On s'entend pour partager l'herbe et je lui verse ma quote-part de 5 livres.

- Avez-vous repéré un endroit pour vous rendre à Abou Simbel.

- Oui, nous partons demain à quatre heures du matin. C'est Mahomed qui nous a vendu les billets. Il reste encore de la place dans la fourgonnette. Si ça t'intéresse de nous accompagner, va le voir tout de suite.

C'est ce que je m>'empressai de faire. Il restait deux places de libre. Seulement 20E£ pour cette odyssée, c'est peu. Mais il se fait tard, il est temps de tester encore la petite magie et puis de faire dodo.

12. Un désert à traverser

Départ à quatre heures, très bien ! Mais réveil à trois heures et demie.

Une douche ultra rapide et un coup de peigne.

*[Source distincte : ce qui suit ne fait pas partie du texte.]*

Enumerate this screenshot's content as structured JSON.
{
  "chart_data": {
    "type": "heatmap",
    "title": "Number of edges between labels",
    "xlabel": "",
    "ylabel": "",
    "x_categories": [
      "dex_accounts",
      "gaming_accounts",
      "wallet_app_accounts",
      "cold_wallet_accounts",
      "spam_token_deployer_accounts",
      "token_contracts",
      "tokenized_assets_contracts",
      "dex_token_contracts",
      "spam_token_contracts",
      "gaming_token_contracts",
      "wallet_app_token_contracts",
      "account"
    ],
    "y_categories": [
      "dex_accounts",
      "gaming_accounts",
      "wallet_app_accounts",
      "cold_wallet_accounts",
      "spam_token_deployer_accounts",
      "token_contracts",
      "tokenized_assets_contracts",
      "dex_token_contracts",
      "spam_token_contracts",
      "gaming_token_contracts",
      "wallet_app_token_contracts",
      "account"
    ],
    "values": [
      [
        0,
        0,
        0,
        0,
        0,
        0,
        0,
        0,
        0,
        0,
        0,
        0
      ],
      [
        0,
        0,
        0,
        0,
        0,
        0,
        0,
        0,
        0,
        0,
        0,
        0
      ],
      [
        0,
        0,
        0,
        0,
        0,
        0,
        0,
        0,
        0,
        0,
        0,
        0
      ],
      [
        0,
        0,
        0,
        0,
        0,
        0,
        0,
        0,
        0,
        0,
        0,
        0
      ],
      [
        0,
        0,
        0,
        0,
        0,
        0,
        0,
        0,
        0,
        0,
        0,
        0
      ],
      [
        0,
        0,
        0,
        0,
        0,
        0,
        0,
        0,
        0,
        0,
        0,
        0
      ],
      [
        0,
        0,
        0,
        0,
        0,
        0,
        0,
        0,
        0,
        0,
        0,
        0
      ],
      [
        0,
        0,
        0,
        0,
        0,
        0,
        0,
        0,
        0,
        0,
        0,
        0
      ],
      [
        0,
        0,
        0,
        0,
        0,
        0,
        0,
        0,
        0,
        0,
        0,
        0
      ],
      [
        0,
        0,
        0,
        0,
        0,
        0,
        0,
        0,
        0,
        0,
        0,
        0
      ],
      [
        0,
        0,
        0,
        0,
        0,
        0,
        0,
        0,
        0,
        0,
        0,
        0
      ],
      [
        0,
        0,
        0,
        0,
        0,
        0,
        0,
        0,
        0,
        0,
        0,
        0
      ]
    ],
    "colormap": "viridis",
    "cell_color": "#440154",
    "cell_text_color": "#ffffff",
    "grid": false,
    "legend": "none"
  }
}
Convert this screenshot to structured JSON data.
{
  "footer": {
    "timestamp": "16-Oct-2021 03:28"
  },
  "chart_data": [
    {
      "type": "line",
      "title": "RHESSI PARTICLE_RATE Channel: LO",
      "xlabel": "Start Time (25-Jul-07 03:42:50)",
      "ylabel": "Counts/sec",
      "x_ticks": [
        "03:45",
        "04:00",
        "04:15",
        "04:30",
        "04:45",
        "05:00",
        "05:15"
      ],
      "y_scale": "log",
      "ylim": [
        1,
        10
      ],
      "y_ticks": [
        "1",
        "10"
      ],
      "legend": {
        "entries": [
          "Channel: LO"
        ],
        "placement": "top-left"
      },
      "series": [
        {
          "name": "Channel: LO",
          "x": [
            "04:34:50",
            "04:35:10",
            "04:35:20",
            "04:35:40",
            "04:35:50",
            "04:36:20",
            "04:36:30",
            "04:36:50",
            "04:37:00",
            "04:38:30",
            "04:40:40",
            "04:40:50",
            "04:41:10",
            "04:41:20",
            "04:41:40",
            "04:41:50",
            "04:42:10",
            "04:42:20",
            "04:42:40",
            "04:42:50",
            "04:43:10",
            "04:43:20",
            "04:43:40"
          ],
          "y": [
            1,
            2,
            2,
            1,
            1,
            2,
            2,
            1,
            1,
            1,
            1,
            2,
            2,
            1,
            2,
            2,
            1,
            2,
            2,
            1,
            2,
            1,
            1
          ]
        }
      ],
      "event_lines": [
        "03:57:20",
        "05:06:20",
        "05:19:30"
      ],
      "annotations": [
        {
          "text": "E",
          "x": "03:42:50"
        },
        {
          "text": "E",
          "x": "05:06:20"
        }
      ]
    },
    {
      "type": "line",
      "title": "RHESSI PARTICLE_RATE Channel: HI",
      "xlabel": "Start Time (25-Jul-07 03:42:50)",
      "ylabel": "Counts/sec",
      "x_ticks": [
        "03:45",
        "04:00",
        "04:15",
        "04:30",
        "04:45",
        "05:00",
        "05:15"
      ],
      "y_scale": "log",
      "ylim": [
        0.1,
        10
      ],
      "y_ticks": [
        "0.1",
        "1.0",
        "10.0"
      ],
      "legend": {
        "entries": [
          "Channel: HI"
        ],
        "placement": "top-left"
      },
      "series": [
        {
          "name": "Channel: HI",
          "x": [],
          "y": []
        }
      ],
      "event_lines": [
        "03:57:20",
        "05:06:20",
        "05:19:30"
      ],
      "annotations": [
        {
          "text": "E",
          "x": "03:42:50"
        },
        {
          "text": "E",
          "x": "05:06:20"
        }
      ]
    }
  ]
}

Je fourre deux rouleaux de pellicules dans ma sacoche, deux bouteilles d'eau Baraka, un sandwich préparé par Mohamed et je rejoint mes amis au restaurant.

Deux minivans nous attendent devant l'hôtel.

Mahomed nous présente notre chauffeur : Khalid. C'est un homme timide qui préfère parler à ses amis. La conversation est vite interrompue car l'heure du départ est venue.

Nous nous entassons vaille que vaille dans les fourgonnettes. Quatorze personnes par véhicule, chauffeur compris. Je suis sur la dernière banquette entre deux filles. Il vaut mieux avoir pris ses précautions car les arrêts sont rares, nous prévient Khalid.

Nous sommes entassés comme des sardines, et bien que la nuit règne encore, je souffre de la chaleur ambiante.

À peine avons-nous avancé de quelques kilomètres qu'un barrage militaire contrôle notre véhicule. Nous sommes à la porte du désert et quelques pirates auraient sévis récemment. Ceci expliquerait cela, c'est à dire eux avec leurs mitraillettes en bandoulière. Cet arrêt gruge une demi-heure pendant laquelle nous sommes confinés dans la fourgonnette.

Mieux vaut être ceux qu'on protège que ceux qu'on pourchasse. Allez Khalid ! En avant !

Une halte dans le désert

Il nous faut descendre environ 200 kilomètres franc Sud. Le véhicule avance sur une route construite sur le sable. Devant et derrière, à gauche et à droite, que du sable ! Parfois et toujours au loin, j'aperçois un petit bout du Nil, un court morceau de ruban bleu ou vert.

Vers sept heures trente, nous arrêtons à un restaurant dressé sous des tentes. Quelques autres minivans s'y arrêtent. Je vais enfin pouvoir fumer une ou deux cigarettes avant de repartir vers le fameux Abou Simbel.

C'est bon d'avoir un peu de place pour respirer.

Je commande une orange Fanta et vais m'asseoir sous une tente isolée réservée aux fumeurs. Même dans le désert, il y a des interdictions ! Mes deux copains viennent me rejoindre et m'offrent de surveiller mes choses pendant que j'irai dans la petite tente au fond du domaine.

À mon retour, Manuela explique à son homme qu'elle est certaine que les mots Abou Simbel signifient fils de la peur. Ramsès aurait dressé ces monumentales statues au pied de la cataracte pour indiquer la frontière entre le monde égyptien et le monde nubien et pour imposer le respect aux éventuels envahisseurs.

- Vous allez comprendre quand vous verrez, affirme-t-elle sur un ton doctoral. On aurait facilement cru qu'elle y retournait pour une centième fois.

Le soleil se mit de la fête assez tôt. J'avais terminé ma première bouteille d'eau et la deuxième trop tiède maintenant était imbuvable, seulement bonne à me rafraîchir le visage.

Deux autres heures plus tard, vers dix heures, sans nous en douter, nous arrivions dans un parking.

- Abou Simbel, dit placidement Khalid.